Minha grande surpresa foi quando descobri que essa garota era minha colega de classe, e iríamos compartilhar o mesmo ambiente de estudo.
Fiquei assustado com a resposta que ela deu a Bi, não pensei que essa menina fosse tão direta, parecia que tinha segurança total de suas palavras.

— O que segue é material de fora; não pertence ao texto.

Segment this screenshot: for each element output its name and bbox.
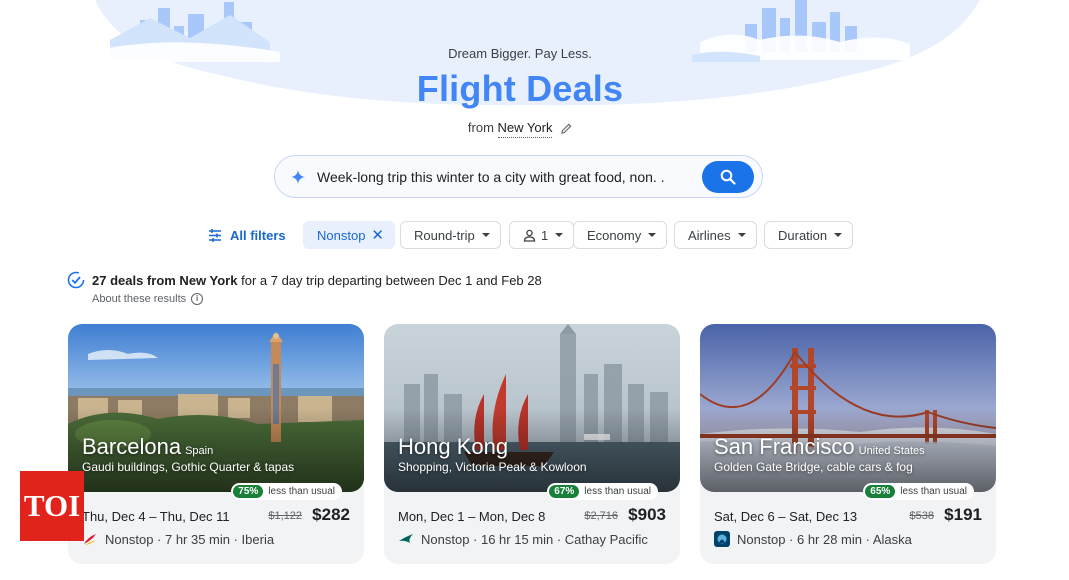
alaska-airlines-logo-icon [714, 531, 730, 547]
close-icon[interactable]: ✕ [371, 226, 384, 244]
chevron-down-icon [555, 233, 564, 237]
trip-description: for a 7 day trip departing between Dec 1… [237, 272, 542, 288]
deal-price: $191 [944, 505, 982, 524]
nonstop-label: Nonstop [317, 227, 366, 243]
deal-card-barcelona[interactable]: Barcelona Spain Gaudi buildings, Gothic Q… [68, 324, 364, 564]
sparkle-icon [291, 169, 305, 184]
duration-dropdown[interactable]: Duration [764, 221, 854, 249]
search-input[interactable]: Week-long trip this winter to a city wit… [317, 169, 702, 185]
typical-price: $538 [909, 510, 934, 522]
edit-pencil-icon[interactable] [561, 123, 572, 134]
toi-logo: TOI [20, 471, 84, 541]
airlines-dropdown[interactable]: Airlines [674, 221, 757, 249]
filter-bar: All filters Nonstop ✕ Round-trip 1 Econo… [0, 221, 1069, 249]
discount-percent: 67% [549, 485, 580, 498]
page-title: Flight Deals [416, 68, 624, 109]
trip-type-label: Round-trip [414, 227, 475, 243]
destination-city: Barcelona Spain [82, 434, 213, 460]
deals-count: 27 deals from New York [92, 272, 238, 288]
destination-city: Hong Kong [398, 434, 512, 460]
typical-price: $2,716 [584, 510, 618, 522]
city-name: Hong Kong [398, 434, 509, 459]
flight-info: Nonstop · 6 hr 28 min · Alaska [714, 531, 912, 547]
chevron-down-icon [648, 233, 657, 237]
all-filters-button[interactable]: All filters [208, 221, 286, 249]
discount-percent: 65% [865, 485, 896, 498]
destination-city: San Francisco United States [714, 434, 925, 460]
country-name: Spain [185, 445, 214, 457]
trip-type-dropdown[interactable]: Round-trip [400, 221, 501, 249]
city-name: San Francisco [714, 434, 855, 459]
results-summary: 27 deals from New York for a 7 day trip … [67, 271, 542, 289]
origin-city-link[interactable]: New York [497, 120, 553, 138]
flight-info: Nonstop · 7 hr 35 min · Iberia [82, 531, 274, 547]
deal-price: $282 [312, 505, 350, 524]
chevron-down-icon [481, 233, 490, 237]
cabin-class-label: Economy [587, 227, 642, 243]
flight-details: Nonstop · 7 hr 35 min · Iberia [105, 531, 275, 547]
discount-label: less than usual [900, 486, 967, 497]
trip-dates: Mon, Dec 1 – Mon, Dec 8 [398, 509, 546, 524]
flight-details: Nonstop · 16 hr 15 min · Cathay Pacific [421, 531, 648, 547]
about-results-link[interactable]: About these results i [92, 293, 204, 305]
discount-label: less than usual [268, 486, 335, 497]
airlines-label: Airlines [688, 227, 731, 243]
nonstop-filter-chip[interactable]: Nonstop ✕ [303, 221, 395, 249]
destination-description: Shopping, Victoria Peak & Kowloon [398, 460, 587, 474]
city-name: Barcelona [82, 434, 182, 459]
info-icon: i [191, 293, 204, 305]
discount-badge: 65% less than usual [863, 483, 974, 500]
person-icon [523, 229, 536, 242]
deal-price: $903 [628, 505, 666, 524]
trip-dates: Thu, Dec 4 – Thu, Dec 11 [82, 509, 230, 524]
flight-info: Nonstop · 16 hr 15 min · Cathay Pacific [398, 531, 648, 547]
chevron-down-icon [834, 233, 843, 237]
trip-dates: Sat, Dec 6 – Sat, Dec 13 [714, 509, 858, 524]
discount-percent: 75% [233, 485, 264, 498]
discount-badge: 67% less than usual [547, 483, 658, 500]
hero-tagline: Dream Bigger. Pay Less. [448, 46, 592, 61]
duration-label: Duration [778, 227, 828, 243]
destination-description: Gaudi buildings, Gothic Quarter & tapas [82, 460, 295, 474]
country-name: United States [858, 445, 925, 457]
search-bar[interactable]: Week-long trip this winter to a city wit… [274, 155, 763, 198]
search-icon [720, 169, 736, 185]
verified-check-icon [67, 271, 85, 289]
discount-label: less than usual [584, 486, 651, 497]
discount-badge: 75% less than usual [231, 483, 342, 500]
passengers-dropdown[interactable]: 1 [509, 221, 575, 249]
destination-description: Golden Gate Bridge, cable cars & fog [714, 460, 913, 474]
deal-card-san-francisco[interactable]: San Francisco United States Golden Gate B… [700, 324, 996, 564]
cabin-class-dropdown[interactable]: Economy [573, 221, 668, 249]
passengers-count: 1 [541, 227, 549, 243]
iberia-logo-icon [84, 534, 96, 545]
cathay-pacific-logo-icon [399, 534, 413, 543]
search-button[interactable] [702, 160, 754, 193]
tune-icon [209, 228, 221, 242]
flight-details: Nonstop · 6 hr 28 min · Alaska [737, 531, 912, 547]
chevron-down-icon [737, 233, 746, 237]
all-filters-label: All filters [230, 227, 286, 243]
deal-card-hong-kong[interactable]: Hong Kong Shopping, Victoria Peak & Kowl… [384, 324, 680, 564]
from-label: from [467, 120, 494, 135]
origin-selector: from New York [0, 120, 1040, 138]
about-label: About these results [92, 293, 187, 305]
typical-price: $1,122 [268, 510, 302, 522]
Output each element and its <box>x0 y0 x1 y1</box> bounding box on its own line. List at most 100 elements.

Não posso julgá-la até porque ainda é o primeiro dia que ela esta na escola, mas posso dizer que ela parece não ter muita felicidade em sua vida.
Quando a olhava nos olhos um choque repentino correu pelo meu corpo, — nunca havia sentido isso antes, — e não sabia o porquê senti isso. Foi como se uma luz dentro de mim acendesse, fazendo-me querer ficar mais próximo dela. Os poucos livros que havia lido sobre coisas assim, mostravam dois sintomas, ou eu estava com algum problema e doença, ou isso foi como um amor à primeira vista.
Mas como vou dizer que é amor se nunca senti isso por ninguém? Nunca me apaixonei para saber como é.
De repente ela olhou para mim e vi que seus olhos agora demonstravam um tipo de fúria que desconhecia. O olhar dela era matador, de certa forma me fez sentir medo, era como se ela me mandasse nunca mais olhar para ela, mas mesmo que eu quisesse não olhá-la, algo dentro de mim dizia que não poderia ter medo disso.
Continuei enfrentando-a até que ela baixou a cabeça, e de longe pude ver que respirou fundo como se estivesse com seus pensamentos a mil. Mas parou de pensar sabe se lá o que, pois a professora começou a chamá-la sem parar.